The Mid-Atlantic Region (MAR) in the United States has gone through considerable shifts in its surface vegetative properties from the 1900s to the present day. During the 1900s, the MAR land-surface was composed of 38% Broadleaf Deciduous Forest (BDF), 32% crops, with evergreen trees and grasses covering the remaining areas. By 2000, the MAR experienced increases of BDF and reached up to 44%, cropland decreased to 17%, while evergreen and grass coverage remained roughly constant. With the observed vegetation changes in the MAR, the corresponding land-use conversion of around 500,000 km² has led to substantial changes in surface radiative properties, surface energy budgets, and amounts of carbon assimilation.
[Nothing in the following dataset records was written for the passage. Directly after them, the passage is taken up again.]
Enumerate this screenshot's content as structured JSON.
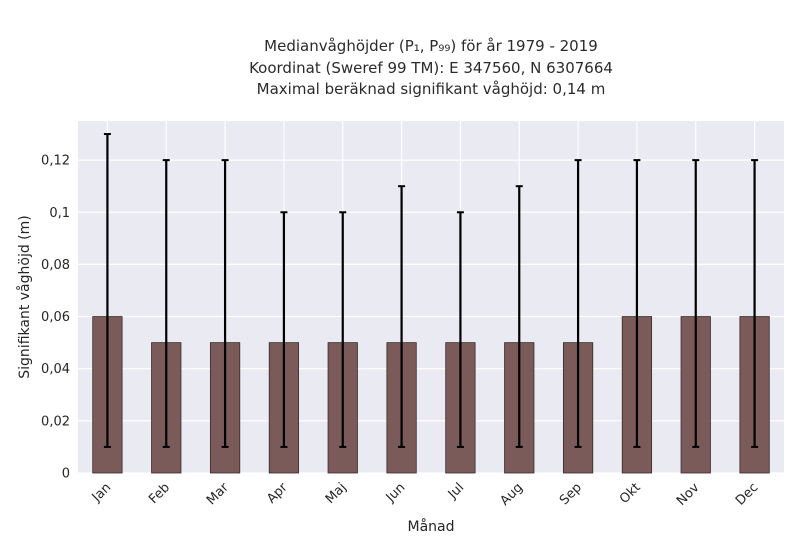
{
  "title_lines": [
    "Medianvåghöjder (P₁, P₉₉) för år 1979 - 2019",
    "Koordinat (Sweref 99 TM): E 347560, N 6307664",
    "Maximal beräknad signifikant våghöjd: 0,14 m"
  ],
  "chart_data": {
    "type": "bar",
    "categories": [
      "Jan",
      "Feb",
      "Mar",
      "Apr",
      "Maj",
      "Jun",
      "Jul",
      "Aug",
      "Sep",
      "Okt",
      "Nov",
      "Dec"
    ],
    "series": [
      {
        "values": [
          0.06,
          0.05,
          0.05,
          0.05,
          0.05,
          0.05,
          0.05,
          0.05,
          0.05,
          0.06,
          0.06,
          0.06
        ],
        "error_low": [
          0.01,
          0.01,
          0.01,
          0.01,
          0.01,
          0.01,
          0.01,
          0.01,
          0.01,
          0.01,
          0.01,
          0.01
        ],
        "error_high": [
          0.13,
          0.12,
          0.12,
          0.1,
          0.1,
          0.11,
          0.1,
          0.11,
          0.12,
          0.12,
          0.12,
          0.12
        ]
      }
    ],
    "xlabel": "Månad",
    "ylabel": "Signifikant våghöjd (m)",
    "ylim": [
      0,
      0.135
    ],
    "yticks": [
      0,
      0.02,
      0.04,
      0.06,
      0.08,
      0.1,
      0.12
    ],
    "ytick_labels": [
      "0",
      "0,02",
      "0,04",
      "0,06",
      "0,08",
      "0,1",
      "0,12"
    ],
    "grid": true,
    "colors": {
      "bar": "#7b5a5a",
      "bar_edge": "#3a2a2a",
      "error": "#000000",
      "background": "#eaeaf2",
      "grid": "#ffffff"
    }
  }
}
Such shifts in the MAR reveal an interplay between two contrasting aspects of global warming: the positive effect of sequestering more carbon by adding trees, and the counteracting increase in surface temperature caused by a reduction in albedo. By estimating the albedo's relative effects on carbon sequestration using a common currency such as CO2 equivalent, we can determine the proportion of sequestered carbon that was offset by the decrease in albedo due to afforestation. While these calculations are typically conducted on a global scale, we focus on the MAR to examine the implications of land-use changes specifically for policy implementation. We use albedo and net ecosystem-exchange data outputs from multiple climate models in the study, allowing us to assess the differences in the climate models' representation of this change and providing a more comprehensive understanding of the uncertainty range for the global warming potential due to afforestation. Additionally, we also conduct a perturbation experiment using a climate model to quantify the biophysical impact of vegetation change, thereby assessing its effects on surface energy and radiative fluxes.